C'est une idée simple : le roi n’a pas le droit de vendre, de donner, d’échanger, bref d’amoindrir de quelque façon que ce soit le royaume. Le roi peut donner son cheval, son manteau ou sa bague : il ne peut pas donner son palais, une région du royaume ou ses forteresses...
Un exemple : en 1185, Baudouin IV de Jérusalem, le roi lépreux (oui, « comme dans Kingdom of Heaven »...) nomme comme héritier Guy de Lusignan et lui fait jurer « de ne pas transférer ou aliéner les villes et châteaux que le roi possède »
En 1264, à l'autre bout de la chrétienté médiévale, le prince de Novgorod s'engage de même devant ses sujets à « ne pas aliéner de territoire » sans le consentement de l'assemblée des Novgorodiens
Cette interdiction semble se traduire dans la pratique. Quand l’empereur byzantin Jean Comnène ordonne au prince d’Antioche de lui donner la ville, ce dernier répond qu’il n’en a pas le droit : il dirige certes la ville, mais elle appartient à l'ensemble des citoyens, pas à lui !
Et cette interdiction est bien affirmée dans les textes de lois : le premier chapitre du Livre au Roi (début XIIIe siècle, royaume de Jérusalem) explique avec insistance que le roi ne peut pas donner ou vendre les forteresses du royaume
L'interdiction concerne en particulier les ordres religieux-militaires (Templiers, Hospitaliers) et les communes marchandes italiennes. Ces entités n'ont donc pas le droit de recevoir des parties du royaume. Bref, osons l'anachronisme : on interdit les #privatisations !
Ajd, le gouvernement dit qu'il est nécessaire de vendre les barrages (ou la Française des Jeux, ou les aéroports de Paris...) pour trouver de l'argent. Argument apparemment imparable... mais les médiévaux y avaient déjà pensé !
Très précis, le Livre au Roi explique en effet que cette interdiction reste valable « peu importe le besoin que le roi pourrait en avoir ». Le roi ne peut donc pas arguer de son besoin d’argent : les biens du royaume sont intouchables, point.

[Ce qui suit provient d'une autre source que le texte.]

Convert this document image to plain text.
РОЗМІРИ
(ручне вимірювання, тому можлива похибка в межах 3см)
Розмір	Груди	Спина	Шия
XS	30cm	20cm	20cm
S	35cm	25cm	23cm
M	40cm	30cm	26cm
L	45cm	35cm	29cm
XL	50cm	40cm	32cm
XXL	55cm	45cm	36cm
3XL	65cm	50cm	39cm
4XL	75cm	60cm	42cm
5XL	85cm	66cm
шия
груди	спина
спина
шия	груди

Petit à petit, le royaume est ainsi défini comme un bien commun, appartenant à tous (enfin... à tous les nobles, au moins), comme une « chose publique » - en latin, « res publica », une autre idée redécouverte à cette époque
C'est à cette époque que le mot « publique » se multiplie dans les chartes, pour désigner une route, un puits, un moulin, etc, que les dirigeants peuvent exploiter mais pas détruire ou vendre. Une nouvelle conception du commun (et des communs) apparaît alors
Conception qui autorise même les soulèvements : selon le Livre au Roi, si le roi tente de vendre les forteresses, les chevaliers doivent se rebeller contre lui, car il "trahit" son devoir. La fidélité envers le royaume passe donc avant la fidélité envers le roi !

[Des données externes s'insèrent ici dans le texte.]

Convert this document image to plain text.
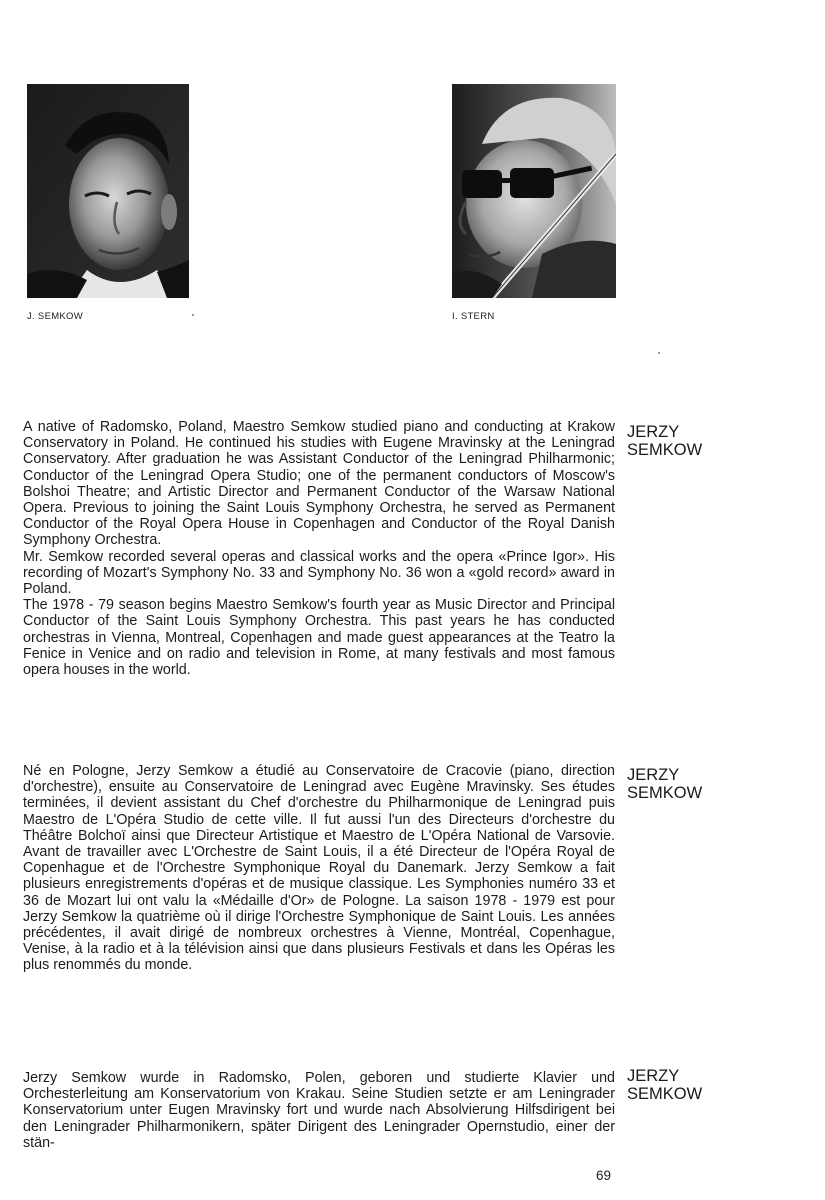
J. SEMKOW	I. STERN

A native of Radomsko, Poland, Maestro Semkow studied piano and conducting at Krakow Conservatory in Poland. He continued his studies with Eugene Mravinsky at the Leningrad Conservatory. After graduation he was Assistant Conductor of the Leningrad Philharmonic; Conductor of the Leningrad Opera Studio; one of the permanent conductors of Moscow's Bolshoi Theatre; and Artistic Director and Permanent Conductor of the Warsaw National Opera. Previous to joining the Saint Louis Symphony Orchestra, he served as Permanent Conductor of the Royal Opera House in Copenhagen and Conductor of the Royal Danish Symphony Orchestra.

Mr. Semkow recorded several operas and classical works and the opera «Prince Igor». His recording of Mozart's Symphony No. 33 and Symphony No. 36 won a «gold record» award in Poland.

The 1978 - 79 season begins Maestro Semkow's fourth year as Music Director and Principal Conductor of the Saint Louis Symphony Orchestra. This past years he has conducted orchestras in Vienna, Montreal, Copenhagen and made guest appearances at the Teatro la Fenice in Venice and on radio and television in Rome, at many festivals and most famous opera houses in the world.

JERZY
SEMKOW

Né en Pologne, Jerzy Semkow a étudié au Conservatoire de Cracovie (piano, direction d'orchestre), ensuite au Conservatoire de Leningrad avec Eugène Mravinsky. Ses études terminées, il devient assistant du Chef d'orchestre du Philharmonique de Leningrad puis Maestro de L'Opéra Studio de cette ville. Il fut aussi l'un des Directeurs d'orchestre du Théâtre Bolchoï ainsi que Directeur Artistique et Maestro de L'Opéra National de Varsovie. Avant de travailler avec L'Orchestre de Saint Louis, il a été Directeur de l'Opéra Royal de Copenhague et de l'Orchestre Symphonique Royal du Danemark. Jerzy Semkow a fait plusieurs enregistrements d'opéras et de musique classique. Les Symphonies numéro 33 et 36 de Mozart lui ont valu la «Médaille d'Or» de Pologne. La saison 1978 - 1979 est pour Jerzy Semkow la quatrième où il dirige l'Orchestre Symphonique de Saint Louis. Les années précédentes, il avait dirigé de nombreux orchestres à Vienne, Montréal, Copenhague, Venise, à la radio et à la télévision ainsi que dans plusieurs Festivals et dans les Opéras les plus renommés du monde.

JERZY
SEMKOW

Jerzy Semkow wurde in Radomsko, Polen, geboren und studierte Klavier und Orchesterleitung am Konservatorium von Krakau. Seine Studien setzte er am Leningrader Konservatorium unter Eugen Mravinsky fort und wurde nach Absolvierung Hilfsdirigent bei den Leningrader Philharmonikern, später Dirigent des Leningrader Opernstudio, einer der stän-

JERZY
SEMKOW
69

Ces textes médiévaux donnent ainsi une leçon politique claire : la « chose publique » est précisément ce que le dirigeant ne peut pas vendre. Par conséquent, quand l'Etat décide de vendre les barrages, NOS barrages, il trahit son identité profonde
En faisant des barrages une « chose privée » qu'il peut vendre à son gré (et à bas prix en plus... !), l'Etat semble oublier qu'il n'existe que pour servir le bien commun. Retrouvez notre article complet sur @libe : actuelmoyenage.blogs.liberation.fr/2019/11/04/fai…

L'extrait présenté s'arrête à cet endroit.